Flavio Montanari, classe 1952, laureato in Lettere e di formazione pedagogista, è stato Consigliere comunale di Forlì in rappresentanza del Partito Socialista Italiano dal 1978 fino al 1995. A Forlì il suo nome è legato ad alcuni grandi progetti dei quali fu promotore e dinamico attuatore. Il primo che lo ebbe come principale artefice all’inizio degli anni Ottanta, in qualità di Assessore alle Politiche giovanili nella Giunta guidata da Giorgio Zanniboni, fu l’elaborazione del “Progetto Giovani”, una innovativa rete di laboratori per adolescenti e ragazzi nei quale imparare, sperimentare e praticare attività in vari ambiti: dal teatro alla fotografia, dal cinema all’arte. Quindi, sul finire dello stesso decennio, e come Assessore all’Università, Flavio Montanari fu tra coloro che lavorarono per aprire i primi servizi di segreteria dell’Ateneo a Palazzo Mangelli, in Corso Diaz, oltre a seguire l’avvio dei corsi ospitati nell’ex padiglione ospedaliero “Giulitta Morgagni”.

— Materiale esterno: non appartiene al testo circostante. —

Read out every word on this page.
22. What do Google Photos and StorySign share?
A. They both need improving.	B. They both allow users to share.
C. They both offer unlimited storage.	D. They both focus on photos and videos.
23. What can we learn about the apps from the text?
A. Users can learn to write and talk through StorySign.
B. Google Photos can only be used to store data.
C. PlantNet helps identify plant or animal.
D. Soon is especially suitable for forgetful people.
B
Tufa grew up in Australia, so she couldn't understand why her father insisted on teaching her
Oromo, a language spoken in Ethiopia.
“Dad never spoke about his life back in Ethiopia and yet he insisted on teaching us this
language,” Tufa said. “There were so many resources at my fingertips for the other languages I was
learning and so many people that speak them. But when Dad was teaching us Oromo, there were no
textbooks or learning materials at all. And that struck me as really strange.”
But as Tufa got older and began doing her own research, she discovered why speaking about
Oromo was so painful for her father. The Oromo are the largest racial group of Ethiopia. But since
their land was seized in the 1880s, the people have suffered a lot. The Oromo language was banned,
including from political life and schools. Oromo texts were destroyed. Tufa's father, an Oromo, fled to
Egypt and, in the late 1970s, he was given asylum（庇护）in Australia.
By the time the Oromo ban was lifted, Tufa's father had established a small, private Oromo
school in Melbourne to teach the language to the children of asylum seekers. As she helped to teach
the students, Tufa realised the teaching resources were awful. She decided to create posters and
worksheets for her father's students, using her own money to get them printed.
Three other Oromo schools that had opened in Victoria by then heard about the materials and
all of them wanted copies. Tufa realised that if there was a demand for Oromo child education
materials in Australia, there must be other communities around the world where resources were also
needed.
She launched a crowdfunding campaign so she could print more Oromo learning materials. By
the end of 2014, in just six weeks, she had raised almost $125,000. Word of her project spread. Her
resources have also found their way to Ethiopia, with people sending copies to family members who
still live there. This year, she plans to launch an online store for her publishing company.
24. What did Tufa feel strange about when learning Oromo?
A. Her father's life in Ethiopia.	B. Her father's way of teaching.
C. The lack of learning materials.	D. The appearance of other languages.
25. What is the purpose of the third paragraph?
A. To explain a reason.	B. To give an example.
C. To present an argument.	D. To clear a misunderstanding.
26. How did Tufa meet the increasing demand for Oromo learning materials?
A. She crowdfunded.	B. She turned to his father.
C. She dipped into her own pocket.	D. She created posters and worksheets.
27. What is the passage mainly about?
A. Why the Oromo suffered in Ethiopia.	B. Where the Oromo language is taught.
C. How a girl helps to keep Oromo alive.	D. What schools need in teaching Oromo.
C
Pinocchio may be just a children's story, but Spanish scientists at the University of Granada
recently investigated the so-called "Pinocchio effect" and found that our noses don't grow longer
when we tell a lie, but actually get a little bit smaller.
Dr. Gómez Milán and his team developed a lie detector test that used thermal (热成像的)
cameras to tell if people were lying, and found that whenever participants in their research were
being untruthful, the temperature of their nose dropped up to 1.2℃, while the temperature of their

Con la giunta Sedioli, nella turbolenza dei primi anni Novanta, Flavio Montanari fu l’Assessore che si occupò di formazione e lavoro, avviando iniziative che puntavano a dare risposta ai problemi di crescente disoccupazione del periodo e, soprattutto, di difficoltà per i giovani di trovare la prima occupazione.

Terminò l’attività di Assessore nel 1993 e quella di Consigliere due anni dopo. In seguito cessò il suo impegno diretto nell’attività politica cittadina anche a causa del trasferimento in un’altra regione dove mise a frutto l’esperienza di formatore e di consulente nelle tematiche del lavoro a livello professionale. Da tempo soffriva di una grave malattia.

“Nella testimonianza di Flavio Montanari – sottolinea il Sindaco Zattini – la nostra Città riconosce i valori di passione, senso civico e caparbia propensione all’innovazione continua e alla formazione. Lo salutiamo con affetto, stima e riconoscenza”.